Dalam bukunyaExpository Preaching for Today, ia mengartikan khotbah
ekspositori sebagai khotbah dari teks Alkitab yang panjangnya lebih dari dua
atau tiga ayat yang berurutan.[5] Pendapat
ini tampaknya dilatarbelakangi oleh usaha Blackwood untuk membedakan khotbah
ekspositori dari khotbah tekstual yang hanya bertumpu pada satu atau dua ayat
berurutan dan dari khotbah topikal yang bertumpu pada banyak ayat dari berbagai
tempat.
(2) Pengambilan teks secara seri atau
berurutan dari satu kitab sebagai dasar khotbah. Beberapa ahli homiletik,
seperti William M. Taylor dan F. B. Meyer, memahami khotbah ekspositori sebagai
khotbah yang mengkhotbahkan teks-teks Alkitab dalam satu kitab secara berurutan
setiap minggunya.
(3) Perlakuan terhadap teks.
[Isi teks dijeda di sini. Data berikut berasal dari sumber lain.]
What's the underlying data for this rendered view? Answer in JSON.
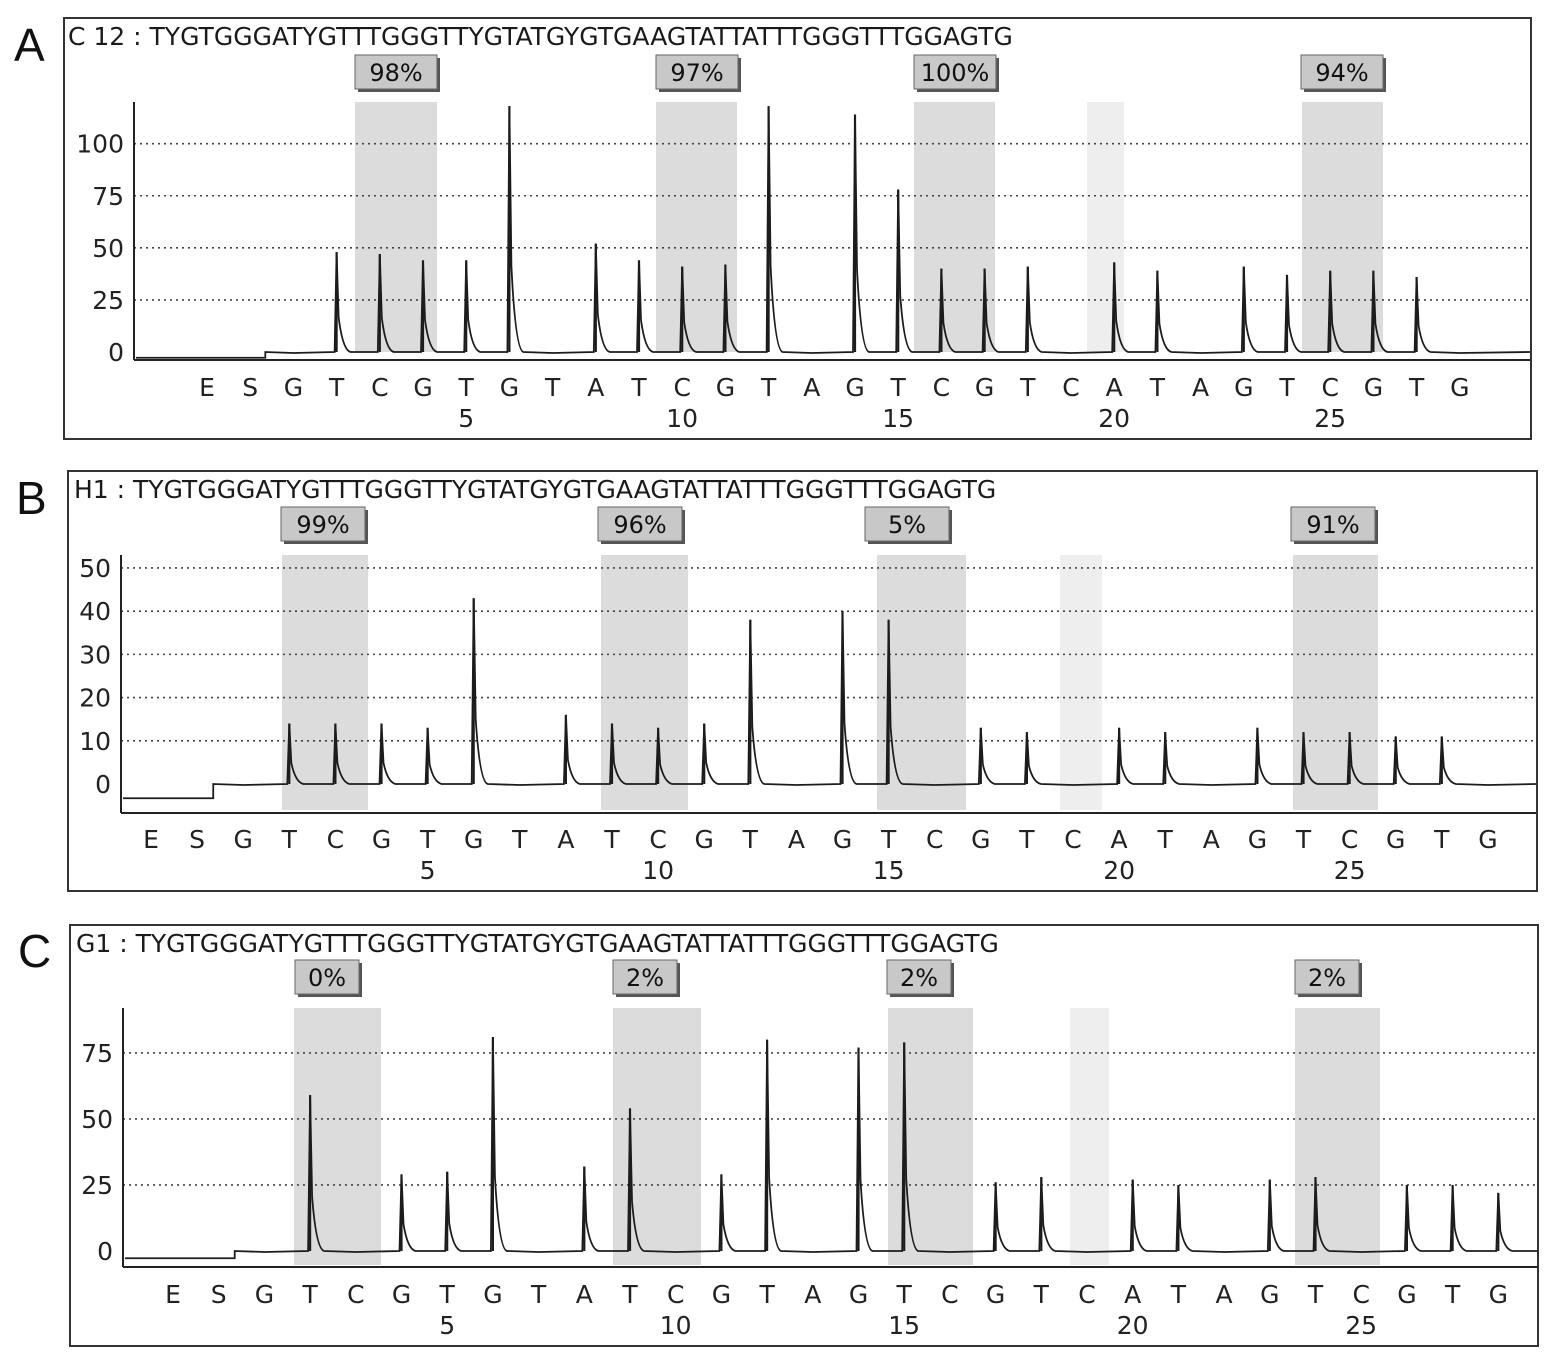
{
  "figure": {
    "panels": [
      {
        "letter": "A",
        "header": "C 12 : TYGTGGGATYGTTTGGGTTYGTATGYGTGAAGTATTATTTGGGTTTGGAGTG",
        "badges": [
          "98%",
          "97%",
          "100%",
          "94%"
        ]
      },
      {
        "letter": "B",
        "header": "H1 : TYGTGGGATYGTTTGGGTTYGTATGYGTGAAGTATTATTTGGGTTTGGAGTG",
        "badges": [
          "99%",
          "96%",
          "5%",
          "91%"
        ]
      },
      {
        "letter": "C",
        "header": "G1 : TYGTGGGATYGTTTGGGTTYGTATGYGTGAAGTATTATTTGGGTTTGGAGTG",
        "badges": [
          "0%",
          "2%",
          "2%",
          "2%"
        ]
      }
    ]
  },
  "chart_data": [
    {
      "type": "line",
      "chart_kind": "pyrogram",
      "grid": "horizontal dotted",
      "dispensation": [
        "E",
        "S",
        "G",
        "T",
        "C",
        "G",
        "T",
        "G",
        "T",
        "A",
        "T",
        "C",
        "G",
        "T",
        "A",
        "G",
        "T",
        "C",
        "G",
        "T",
        "C",
        "A",
        "T",
        "A",
        "G",
        "T",
        "C",
        "G",
        "T",
        "G"
      ],
      "position_ticks": [
        5,
        10,
        15,
        20,
        25
      ],
      "yticks": [
        0,
        25,
        50,
        75,
        100
      ],
      "ylim": [
        -5,
        120
      ],
      "values": [
        0,
        1,
        0,
        48,
        47,
        44,
        44,
        118,
        0,
        52,
        44,
        41,
        42,
        118,
        0,
        114,
        78,
        40,
        40,
        41,
        0,
        43,
        39,
        0,
        41,
        37,
        39,
        39,
        36,
        0
      ],
      "cpg_sites": [
        "98%",
        "97%",
        "100%",
        "94%"
      ]
    },
    {
      "type": "line",
      "chart_kind": "pyrogram",
      "grid": "horizontal dotted",
      "dispensation": [
        "E",
        "S",
        "G",
        "T",
        "C",
        "G",
        "T",
        "G",
        "T",
        "A",
        "T",
        "C",
        "G",
        "T",
        "A",
        "G",
        "T",
        "C",
        "G",
        "T",
        "C",
        "A",
        "T",
        "A",
        "G",
        "T",
        "C",
        "G",
        "T",
        "G"
      ],
      "position_ticks": [
        5,
        10,
        15,
        20,
        25
      ],
      "yticks": [
        0,
        10,
        20,
        30,
        40,
        50
      ],
      "ylim": [
        -6,
        53
      ],
      "values": [
        0,
        0,
        0,
        14,
        14,
        14,
        13,
        43,
        0,
        16,
        14,
        13,
        14,
        38,
        0,
        40,
        38,
        0,
        13,
        12,
        0,
        13,
        12,
        0,
        13,
        12,
        12,
        11,
        11,
        0
      ],
      "cpg_sites": [
        "99%",
        "96%",
        "5%",
        "91%"
      ]
    },
    {
      "type": "line",
      "chart_kind": "pyrogram",
      "grid": "horizontal dotted",
      "dispensation": [
        "E",
        "S",
        "G",
        "T",
        "C",
        "G",
        "T",
        "G",
        "T",
        "A",
        "T",
        "C",
        "G",
        "T",
        "A",
        "G",
        "T",
        "C",
        "G",
        "T",
        "C",
        "A",
        "T",
        "A",
        "G",
        "T",
        "C",
        "G",
        "T",
        "G"
      ],
      "position_ticks": [
        5,
        10,
        15,
        20,
        25
      ],
      "yticks": [
        0,
        25,
        50,
        75
      ],
      "ylim": [
        -5,
        92
      ],
      "values": [
        0,
        0,
        0,
        59,
        0,
        29,
        30,
        81,
        0,
        32,
        54,
        0,
        29,
        80,
        0,
        77,
        79,
        0,
        26,
        28,
        0,
        27,
        25,
        0,
        27,
        28,
        0,
        25,
        25,
        22
      ],
      "cpg_sites": [
        "0%",
        "2%",
        "2%",
        "2%"
      ]
    }
  ]
}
Ahli homiletik
lainnya, seperti Charles W dan Nolan Howington, berpendapat bahwa khotbah
ekspositori adalah khotbah yang berpusat pada teks dan setiap poin dan sub-poin
dalam kerangkanya diperoleh dari teks yang sedang dikhotbahkan.
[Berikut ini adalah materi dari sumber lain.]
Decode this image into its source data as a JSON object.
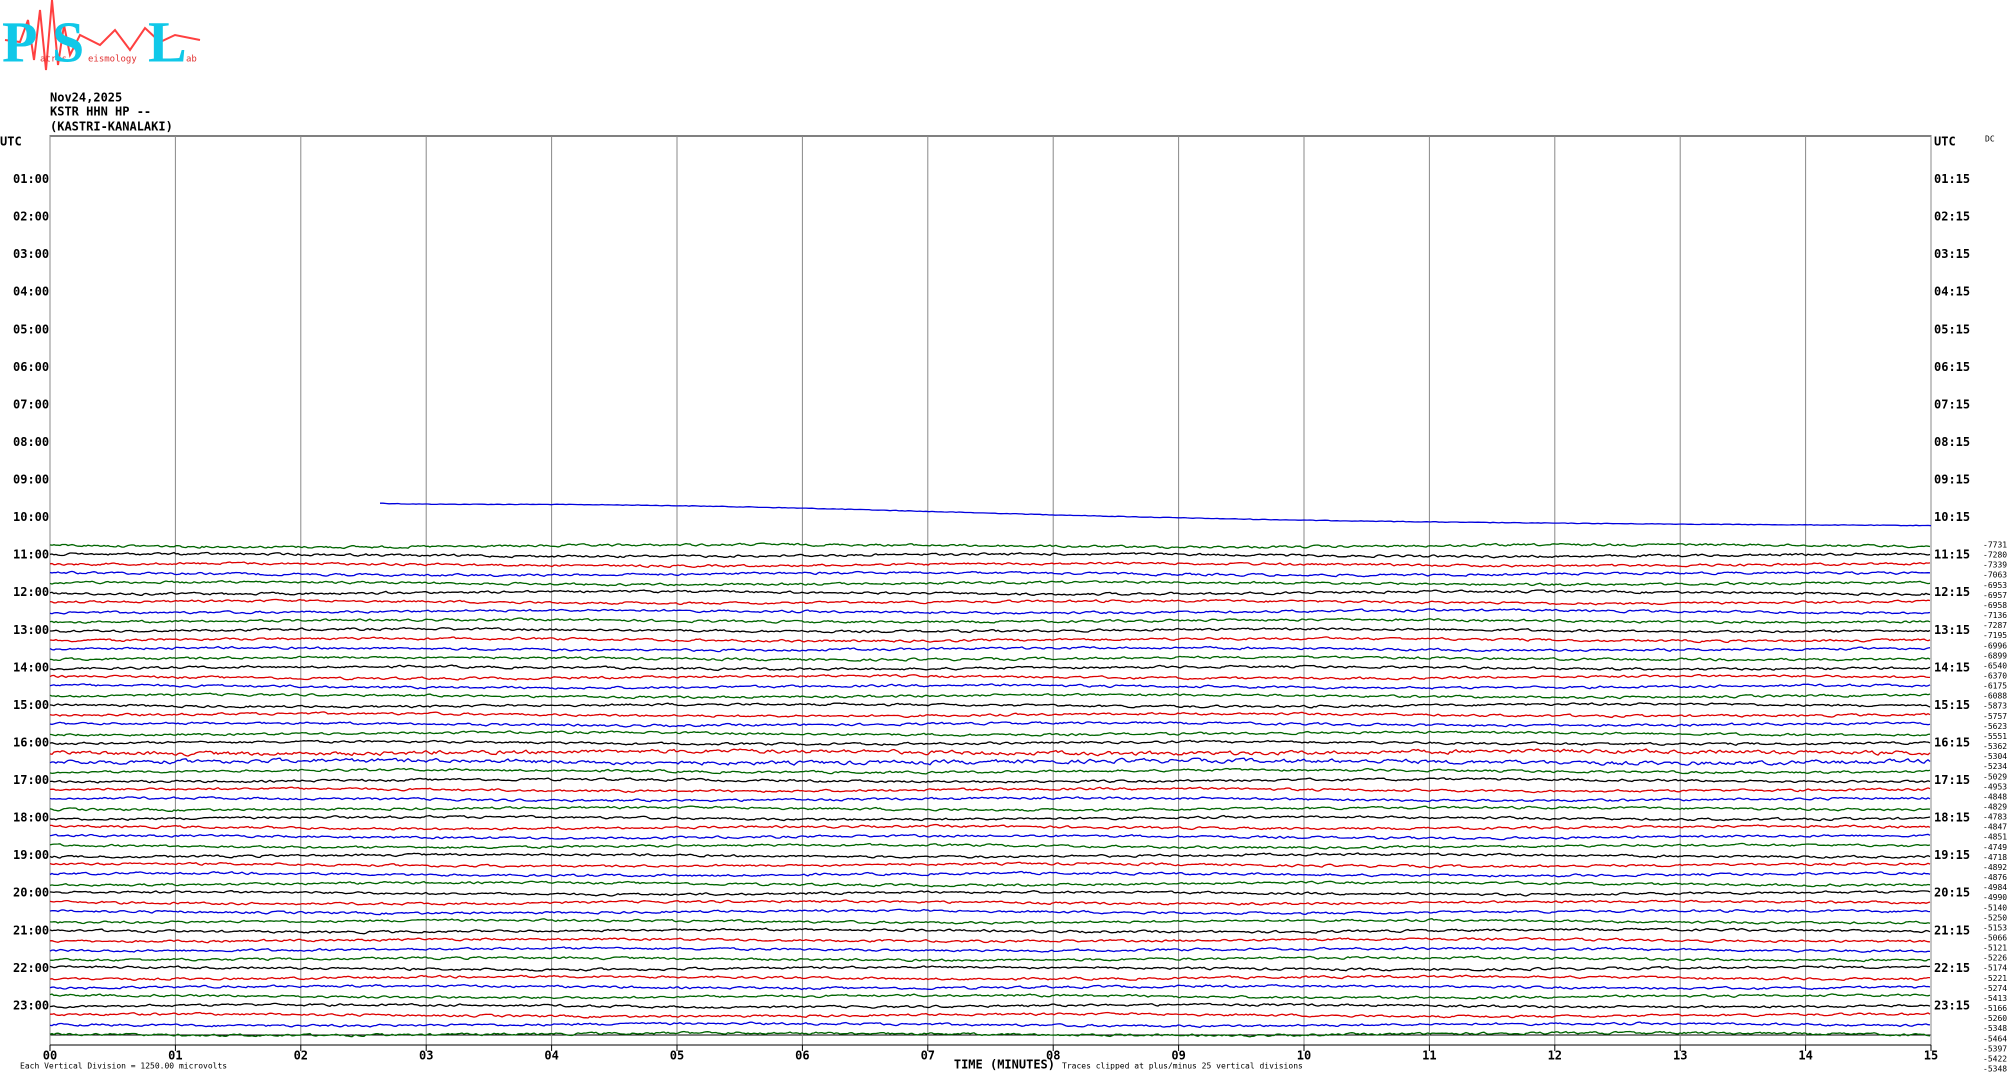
{
  "logo": {
    "letters": [
      "P",
      "S",
      "L"
    ],
    "words": [
      "atras",
      "eismology",
      "ab"
    ]
  },
  "header": {
    "date": "Nov24,2025",
    "station": "KSTR HHN HP --",
    "site": "(KASTRI-KANALAKI)"
  },
  "left_labels": [
    "UTC",
    "01:00",
    "02:00",
    "03:00",
    "04:00",
    "05:00",
    "06:00",
    "07:00",
    "08:00",
    "09:00",
    "10:00",
    "11:00",
    "12:00",
    "13:00",
    "14:00",
    "15:00",
    "16:00",
    "17:00",
    "18:00",
    "19:00",
    "20:00",
    "21:00",
    "22:00",
    "23:00"
  ],
  "right_labels": [
    "UTC",
    "01:15",
    "02:15",
    "03:15",
    "04:15",
    "05:15",
    "06:15",
    "07:15",
    "08:15",
    "09:15",
    "10:15",
    "11:15",
    "12:15",
    "13:15",
    "14:15",
    "15:15",
    "16:15",
    "17:15",
    "18:15",
    "19:15",
    "20:15",
    "21:15",
    "22:15",
    "23:15"
  ],
  "dc_label": "DC",
  "dc_values": [
    -7731,
    -7280,
    -7339,
    -7063,
    -6953,
    -6957,
    -6958,
    -7136,
    -7287,
    -7195,
    -6996,
    -6899,
    -6540,
    -6370,
    -6175,
    -6088,
    -5873,
    -5757,
    -5623,
    -5551,
    -5362,
    -5304,
    -5234,
    -5029,
    -4953,
    -4848,
    -4829,
    -4783,
    -4847,
    -4851,
    -4749,
    -4718,
    -4892,
    -4876,
    -4984,
    -4990,
    -5140,
    -5250,
    -5153,
    -5066,
    -5121,
    -5226,
    -5174,
    -5221,
    -5274,
    -5413,
    -5166,
    -5260,
    -5348,
    -5464,
    -5397,
    -5422,
    -5348
  ],
  "x_labels": [
    "00",
    "01",
    "02",
    "03",
    "04",
    "05",
    "06",
    "07",
    "08",
    "09",
    "10",
    "11",
    "12",
    "13",
    "14",
    "15"
  ],
  "footer": {
    "scale": "Each Vertical Division = 1250.00 microvolts",
    "axis_title": "TIME (MINUTES)",
    "clip": "Traces clipped at plus/minus 25 vertical divisions"
  },
  "trace_colors": [
    "#006400",
    "#000000",
    "#dd0000",
    "#0000dd"
  ]
}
(4) Tafsiran yang berjalan. Sebagian ahli
homiletik memahami khotbah ekspositori sebagai khotbah yang mempunyai format
seperti sebuah buku tafsiran di mana khotbah berjalan dari kata ke kata dan
ayat ke ayat tanpa menghiraukan kesatuan amanat, kerangka, dan dorongan
persuasif yang ada di dalam teks tersebut. Di dalam sejarah khotbah, beberapa
pengkhotbah yang sangat luar biasa, seperti John Chrysostom, Martin Luther,
Ulrich Zwingli, dan John Calvin, menggunakan pendekatan ini.[6]
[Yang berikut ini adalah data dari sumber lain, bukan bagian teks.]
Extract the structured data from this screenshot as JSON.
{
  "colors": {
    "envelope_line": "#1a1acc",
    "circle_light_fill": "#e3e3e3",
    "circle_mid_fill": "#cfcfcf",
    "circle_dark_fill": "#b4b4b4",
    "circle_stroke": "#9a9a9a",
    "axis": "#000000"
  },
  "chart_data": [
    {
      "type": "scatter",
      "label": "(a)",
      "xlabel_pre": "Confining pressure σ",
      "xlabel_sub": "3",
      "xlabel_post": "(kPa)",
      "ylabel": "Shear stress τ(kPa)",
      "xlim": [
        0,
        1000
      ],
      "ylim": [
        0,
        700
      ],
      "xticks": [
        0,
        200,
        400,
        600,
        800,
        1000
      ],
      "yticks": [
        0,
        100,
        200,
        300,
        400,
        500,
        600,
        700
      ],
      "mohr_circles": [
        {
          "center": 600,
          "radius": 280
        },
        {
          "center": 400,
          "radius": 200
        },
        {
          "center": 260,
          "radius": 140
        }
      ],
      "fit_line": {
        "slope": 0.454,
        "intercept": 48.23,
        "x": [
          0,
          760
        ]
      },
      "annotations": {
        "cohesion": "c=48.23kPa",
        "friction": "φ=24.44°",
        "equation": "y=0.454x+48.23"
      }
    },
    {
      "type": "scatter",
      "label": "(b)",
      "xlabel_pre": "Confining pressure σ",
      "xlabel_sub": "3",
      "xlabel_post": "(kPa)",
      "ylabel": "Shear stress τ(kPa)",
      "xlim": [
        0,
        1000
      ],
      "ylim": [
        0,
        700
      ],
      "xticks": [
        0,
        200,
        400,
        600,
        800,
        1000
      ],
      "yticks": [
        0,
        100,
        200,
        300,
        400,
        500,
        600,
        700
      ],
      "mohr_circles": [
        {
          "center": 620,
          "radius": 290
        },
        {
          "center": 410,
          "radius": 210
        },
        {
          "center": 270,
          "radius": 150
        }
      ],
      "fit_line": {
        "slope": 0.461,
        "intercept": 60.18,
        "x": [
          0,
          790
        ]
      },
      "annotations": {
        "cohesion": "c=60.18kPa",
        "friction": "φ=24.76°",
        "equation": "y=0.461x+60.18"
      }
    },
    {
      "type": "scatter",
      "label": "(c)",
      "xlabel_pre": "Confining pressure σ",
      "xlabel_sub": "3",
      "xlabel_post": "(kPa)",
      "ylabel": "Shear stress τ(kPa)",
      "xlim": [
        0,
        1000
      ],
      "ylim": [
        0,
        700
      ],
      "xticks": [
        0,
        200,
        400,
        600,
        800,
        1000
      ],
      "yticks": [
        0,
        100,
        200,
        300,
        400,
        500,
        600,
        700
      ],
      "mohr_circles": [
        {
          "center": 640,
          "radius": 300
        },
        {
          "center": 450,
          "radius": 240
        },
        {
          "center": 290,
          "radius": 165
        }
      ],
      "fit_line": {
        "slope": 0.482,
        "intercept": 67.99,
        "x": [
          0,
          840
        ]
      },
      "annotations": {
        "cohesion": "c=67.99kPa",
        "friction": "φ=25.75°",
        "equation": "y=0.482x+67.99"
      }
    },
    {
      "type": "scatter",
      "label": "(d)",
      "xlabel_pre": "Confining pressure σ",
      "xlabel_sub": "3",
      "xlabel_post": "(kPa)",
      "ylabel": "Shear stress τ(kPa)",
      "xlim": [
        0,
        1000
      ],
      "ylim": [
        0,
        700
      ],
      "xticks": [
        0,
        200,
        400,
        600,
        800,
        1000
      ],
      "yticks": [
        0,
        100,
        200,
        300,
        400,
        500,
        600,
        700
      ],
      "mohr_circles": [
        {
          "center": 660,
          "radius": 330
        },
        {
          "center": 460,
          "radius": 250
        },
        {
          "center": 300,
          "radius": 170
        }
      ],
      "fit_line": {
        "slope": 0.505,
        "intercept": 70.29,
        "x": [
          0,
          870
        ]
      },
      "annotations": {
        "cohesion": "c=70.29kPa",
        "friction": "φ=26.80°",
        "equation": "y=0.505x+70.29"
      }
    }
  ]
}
Berdasarkan Substansi. Menurut pendekatan ini bukan etimologi atau morfologi yang
penting, melainkan substansi. Substansi dalam khotbah ekpositori adalah bahwa
berita khotbah harus bersumber dari amanat teks Alkitab sebagaimana yang
dimaksudkan oleh penulisnya.[7] John
A. Broadus, yang termasuk dalam kelompok ini, mendefinisikan khotbah
ekspositori
sebagai:
Khotbah yang terutama diisi atau didominasi dengan eksposisi
Alkitab. . . . Teks yang diambil bisa berupa perikop yang panjang, atau yang
sangat pendek, bahkan bisa hanya sebagian kalimat. Selain itu bisa juga teks
yang diambil berupa satu seri, atau satu bagian yang berdiri sendiri.[8]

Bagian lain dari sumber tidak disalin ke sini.